He was awarded an MBE during October in the delayed Queen’s Birthday Honours list.
Rashford’s mother, Melanie Maynard, has said that she would sometimes go without food to ensure her children could eat.
The 23-year-old said on receiving his award: “Growing up as a kid I felt if it was a 100 metre race I started 50 metres behind everybody else.
“It was more difficult for me to do the basic things like getting to training, eat the right things, it was a nightmare of a situation to be in, but in the end I got to where I needed to get to.
“Once I got there I just had this thing that eats at me saying, ‘Make sure you make a difference for the next generation’.
“I think as a country we should protect them as much as we can and give them the best chance at life and become whatever it is they want to become.

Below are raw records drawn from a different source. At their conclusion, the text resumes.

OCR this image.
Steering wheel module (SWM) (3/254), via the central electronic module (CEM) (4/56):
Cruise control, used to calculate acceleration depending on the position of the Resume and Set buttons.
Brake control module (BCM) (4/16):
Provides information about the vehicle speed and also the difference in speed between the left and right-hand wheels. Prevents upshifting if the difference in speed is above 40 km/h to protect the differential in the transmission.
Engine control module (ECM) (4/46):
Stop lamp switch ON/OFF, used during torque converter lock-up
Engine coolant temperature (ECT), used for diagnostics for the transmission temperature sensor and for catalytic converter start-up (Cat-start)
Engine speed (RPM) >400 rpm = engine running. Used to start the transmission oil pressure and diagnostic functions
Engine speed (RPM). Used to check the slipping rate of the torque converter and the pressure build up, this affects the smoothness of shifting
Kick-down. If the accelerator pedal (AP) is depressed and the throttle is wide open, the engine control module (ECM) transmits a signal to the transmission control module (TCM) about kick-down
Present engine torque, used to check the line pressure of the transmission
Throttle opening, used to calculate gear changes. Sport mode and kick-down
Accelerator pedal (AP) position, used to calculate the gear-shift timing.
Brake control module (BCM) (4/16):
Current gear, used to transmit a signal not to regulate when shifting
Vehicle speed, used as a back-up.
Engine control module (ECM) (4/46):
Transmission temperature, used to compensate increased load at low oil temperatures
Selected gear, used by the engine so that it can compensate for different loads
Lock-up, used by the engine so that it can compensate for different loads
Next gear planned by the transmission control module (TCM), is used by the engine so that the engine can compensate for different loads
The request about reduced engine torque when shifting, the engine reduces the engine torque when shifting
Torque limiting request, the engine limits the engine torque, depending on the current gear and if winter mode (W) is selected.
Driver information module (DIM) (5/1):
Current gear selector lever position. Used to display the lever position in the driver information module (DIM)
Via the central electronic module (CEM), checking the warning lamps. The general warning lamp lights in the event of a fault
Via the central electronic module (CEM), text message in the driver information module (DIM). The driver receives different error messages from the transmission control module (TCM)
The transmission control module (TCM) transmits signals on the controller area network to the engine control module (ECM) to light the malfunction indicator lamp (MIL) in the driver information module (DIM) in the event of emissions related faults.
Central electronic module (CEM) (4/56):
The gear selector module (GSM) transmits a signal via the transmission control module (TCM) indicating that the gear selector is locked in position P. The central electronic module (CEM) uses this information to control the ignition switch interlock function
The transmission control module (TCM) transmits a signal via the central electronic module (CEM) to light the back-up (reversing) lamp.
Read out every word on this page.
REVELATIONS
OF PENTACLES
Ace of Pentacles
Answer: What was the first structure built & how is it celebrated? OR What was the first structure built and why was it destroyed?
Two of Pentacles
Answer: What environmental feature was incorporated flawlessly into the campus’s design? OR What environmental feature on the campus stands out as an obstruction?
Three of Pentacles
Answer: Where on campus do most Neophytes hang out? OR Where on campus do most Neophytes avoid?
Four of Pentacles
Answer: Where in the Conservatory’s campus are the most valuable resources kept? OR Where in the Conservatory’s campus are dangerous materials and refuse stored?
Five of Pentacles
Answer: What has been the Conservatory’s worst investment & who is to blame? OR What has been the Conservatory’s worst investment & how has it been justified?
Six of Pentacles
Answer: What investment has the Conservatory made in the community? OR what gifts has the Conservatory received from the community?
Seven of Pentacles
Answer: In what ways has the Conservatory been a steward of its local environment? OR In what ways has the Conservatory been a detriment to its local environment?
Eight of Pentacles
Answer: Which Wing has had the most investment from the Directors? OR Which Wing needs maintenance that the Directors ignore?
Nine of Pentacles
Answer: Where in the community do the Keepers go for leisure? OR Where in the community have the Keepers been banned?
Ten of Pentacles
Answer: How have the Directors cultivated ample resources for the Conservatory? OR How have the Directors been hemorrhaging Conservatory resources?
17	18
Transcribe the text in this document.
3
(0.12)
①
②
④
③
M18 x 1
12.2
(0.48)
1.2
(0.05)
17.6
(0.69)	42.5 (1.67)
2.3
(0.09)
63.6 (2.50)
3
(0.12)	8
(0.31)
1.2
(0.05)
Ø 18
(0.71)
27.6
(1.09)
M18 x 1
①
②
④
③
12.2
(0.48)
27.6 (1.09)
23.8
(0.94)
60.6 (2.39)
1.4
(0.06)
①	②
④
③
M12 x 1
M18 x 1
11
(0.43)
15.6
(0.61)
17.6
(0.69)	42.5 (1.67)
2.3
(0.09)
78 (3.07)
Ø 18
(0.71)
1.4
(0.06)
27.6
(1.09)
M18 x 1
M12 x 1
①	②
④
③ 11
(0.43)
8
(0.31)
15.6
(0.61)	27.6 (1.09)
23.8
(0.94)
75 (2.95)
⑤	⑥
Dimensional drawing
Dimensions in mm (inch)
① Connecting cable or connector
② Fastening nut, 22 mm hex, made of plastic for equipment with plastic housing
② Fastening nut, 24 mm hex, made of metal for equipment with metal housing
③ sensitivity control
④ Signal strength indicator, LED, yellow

Further campaigning saw the Government backtrack and announce free meals would be provided to disadvantaged children over the Christmas holidays.
Rashford has formed a child food poverty task force, linking up with some of the nation’s biggest supermarkets and food brands, and is an ambassador for the FareShare charity which fights against hunger and food waste.
He paid tribute to his mother’s sacrifice and said: “Everything I get from what I’ve done, it will always sit in her house and it will sit where she can see it every day because she’s the person who, in difficult circumstances, brought me up to become a person that has morals.
“My friends will tell you I haven’t changed since we were kids.”